"Verily, my good man, you speak truly. These are deliberations at which there must be no spy. Let no whispering tongue breathe aught of this meeting."

His words were so strange, that they stood amazed, gazing at him in wonder. Drummond at last gasped:

"'Fore God, who are you?"

"A man like you," was the answer; "a man no older, yet whom sorrow hath crushed and bowed with premature age; a man with a heart to feel and a brain to think; a man who would willingly exchange places with you, though you stand within the shadow of a scaffold; a man, whose heart--O God!--must speak, or it will break; a friend who loves you, who never wronged any one, but has been made the puppet of outrageous fortune; a man who has more wealth than all Virginia, and yet is poorer than the lowest beggar; a man born to misfortune; a child of sorrow and of tears; one who never loved, but to see the object of his affections blighted or stolen; a man to whom dungeons, chains, slavery, death, hell itself would be heaven compared to what he hath endured; such a poor wretch, my friends, is now before you."

He could say no more, but, sinking upon a chair, buried his face in his hands and burst into tears.
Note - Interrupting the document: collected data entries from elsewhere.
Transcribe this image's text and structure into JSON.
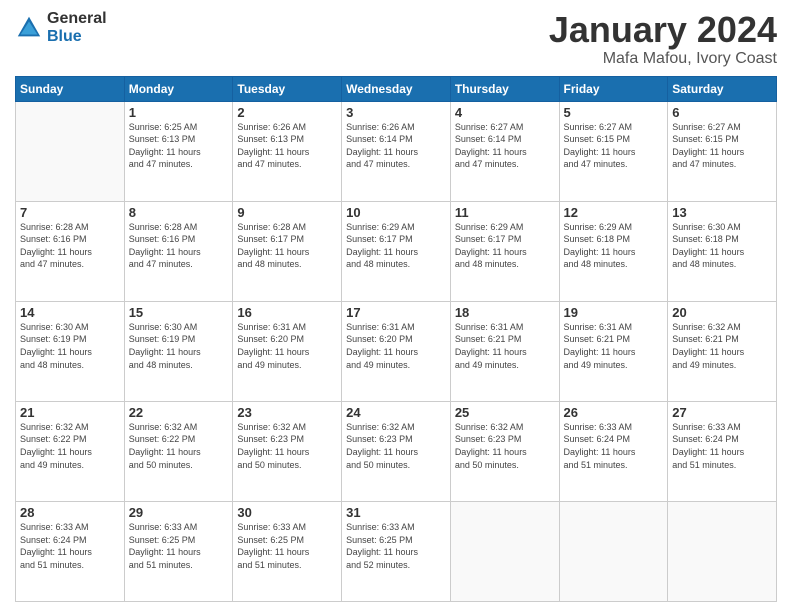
{
  "logo": {
    "general": "General",
    "blue": "Blue"
  },
  "title": {
    "month": "January 2024",
    "location": "Mafa Mafou, Ivory Coast"
  },
  "headers": [
    "Sunday",
    "Monday",
    "Tuesday",
    "Wednesday",
    "Thursday",
    "Friday",
    "Saturday"
  ],
  "weeks": [
    [
      {
        "day": "",
        "info": ""
      },
      {
        "day": "1",
        "info": "Sunrise: 6:25 AM\nSunset: 6:13 PM\nDaylight: 11 hours\nand 47 minutes."
      },
      {
        "day": "2",
        "info": "Sunrise: 6:26 AM\nSunset: 6:13 PM\nDaylight: 11 hours\nand 47 minutes."
      },
      {
        "day": "3",
        "info": "Sunrise: 6:26 AM\nSunset: 6:14 PM\nDaylight: 11 hours\nand 47 minutes."
      },
      {
        "day": "4",
        "info": "Sunrise: 6:27 AM\nSunset: 6:14 PM\nDaylight: 11 hours\nand 47 minutes."
      },
      {
        "day": "5",
        "info": "Sunrise: 6:27 AM\nSunset: 6:15 PM\nDaylight: 11 hours\nand 47 minutes."
      },
      {
        "day": "6",
        "info": "Sunrise: 6:27 AM\nSunset: 6:15 PM\nDaylight: 11 hours\nand 47 minutes."
      }
    ],
    [
      {
        "day": "7",
        "info": "Sunrise: 6:28 AM\nSunset: 6:16 PM\nDaylight: 11 hours\nand 47 minutes."
      },
      {
        "day": "8",
        "info": "Sunrise: 6:28 AM\nSunset: 6:16 PM\nDaylight: 11 hours\nand 47 minutes."
      },
      {
        "day": "9",
        "info": "Sunrise: 6:28 AM\nSunset: 6:17 PM\nDaylight: 11 hours\nand 48 minutes."
      },
      {
        "day": "10",
        "info": "Sunrise: 6:29 AM\nSunset: 6:17 PM\nDaylight: 11 hours\nand 48 minutes."
      },
      {
        "day": "11",
        "info": "Sunrise: 6:29 AM\nSunset: 6:17 PM\nDaylight: 11 hours\nand 48 minutes."
      },
      {
        "day": "12",
        "info": "Sunrise: 6:29 AM\nSunset: 6:18 PM\nDaylight: 11 hours\nand 48 minutes."
      },
      {
        "day": "13",
        "info": "Sunrise: 6:30 AM\nSunset: 6:18 PM\nDaylight: 11 hours\nand 48 minutes."
      }
    ],
    [
      {
        "day": "14",
        "info": "Sunrise: 6:30 AM\nSunset: 6:19 PM\nDaylight: 11 hours\nand 48 minutes."
      },
      {
        "day": "15",
        "info": "Sunrise: 6:30 AM\nSunset: 6:19 PM\nDaylight: 11 hours\nand 48 minutes."
      },
      {
        "day": "16",
        "info": "Sunrise: 6:31 AM\nSunset: 6:20 PM\nDaylight: 11 hours\nand 49 minutes."
      },
      {
        "day": "17",
        "info": "Sunrise: 6:31 AM\nSunset: 6:20 PM\nDaylight: 11 hours\nand 49 minutes."
      },
      {
        "day": "18",
        "info": "Sunrise: 6:31 AM\nSunset: 6:21 PM\nDaylight: 11 hours\nand 49 minutes."
      },
      {
        "day": "19",
        "info": "Sunrise: 6:31 AM\nSunset: 6:21 PM\nDaylight: 11 hours\nand 49 minutes."
      },
      {
        "day": "20",
        "info": "Sunrise: 6:32 AM\nSunset: 6:21 PM\nDaylight: 11 hours\nand 49 minutes."
      }
    ],
    [
      {
        "day": "21",
        "info": "Sunrise: 6:32 AM\nSunset: 6:22 PM\nDaylight: 11 hours\nand 49 minutes."
      },
      {
        "day": "22",
        "info": "Sunrise: 6:32 AM\nSunset: 6:22 PM\nDaylight: 11 hours\nand 50 minutes."
      },
      {
        "day": "23",
        "info": "Sunrise: 6:32 AM\nSunset: 6:23 PM\nDaylight: 11 hours\nand 50 minutes."
      },
      {
        "day": "24",
        "info": "Sunrise: 6:32 AM\nSunset: 6:23 PM\nDaylight: 11 hours\nand 50 minutes."
      },
      {
        "day": "25",
        "info": "Sunrise: 6:32 AM\nSunset: 6:23 PM\nDaylight: 11 hours\nand 50 minutes."
      },
      {
        "day": "26",
        "info": "Sunrise: 6:33 AM\nSunset: 6:24 PM\nDaylight: 11 hours\nand 51 minutes."
      },
      {
        "day": "27",
        "info": "Sunrise: 6:33 AM\nSunset: 6:24 PM\nDaylight: 11 hours\nand 51 minutes."
      }
    ],
    [
      {
        "day": "28",
        "info": "Sunrise: 6:33 AM\nSunset: 6:24 PM\nDaylight: 11 hours\nand 51 minutes."
      },
      {
        "day": "29",
        "info": "Sunrise: 6:33 AM\nSunset: 6:25 PM\nDaylight: 11 hours\nand 51 minutes."
      },
      {
        "day": "30",
        "info": "Sunrise: 6:33 AM\nSunset: 6:25 PM\nDaylight: 11 hours\nand 51 minutes."
      },
      {
        "day": "31",
        "info": "Sunrise: 6:33 AM\nSunset: 6:25 PM\nDaylight: 11 hours\nand 52 minutes."
      },
      {
        "day": "",
        "info": ""
      },
      {
        "day": "",
        "info": ""
      },
      {
        "day": "",
        "info": ""
      }
    ]
  ]
}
The three friends gazed at him for several seconds in astonishment; then they looked at each other for some solution to this mystery.

"What meaneth this?" Drummond asked when he regained his voice. "Surely I have heard that voice before. It takes me back, back into the past, many years ago, when we were all young."

Before any one could say a word, Sir Albert started up, laid aside his cocked hat and, brushing back his long snow-white hair from his massive brow, said:

"Drummond, Lawrence, Cheeseman, friends of my youth, look on this face and, in God's name, tell me you recognize one familiar feature left by the hand of misfortune."

The three looked,--started to their feet, and Drummond cried:

"God in heaven! hath the sea given up its dead? It is John Stevens!"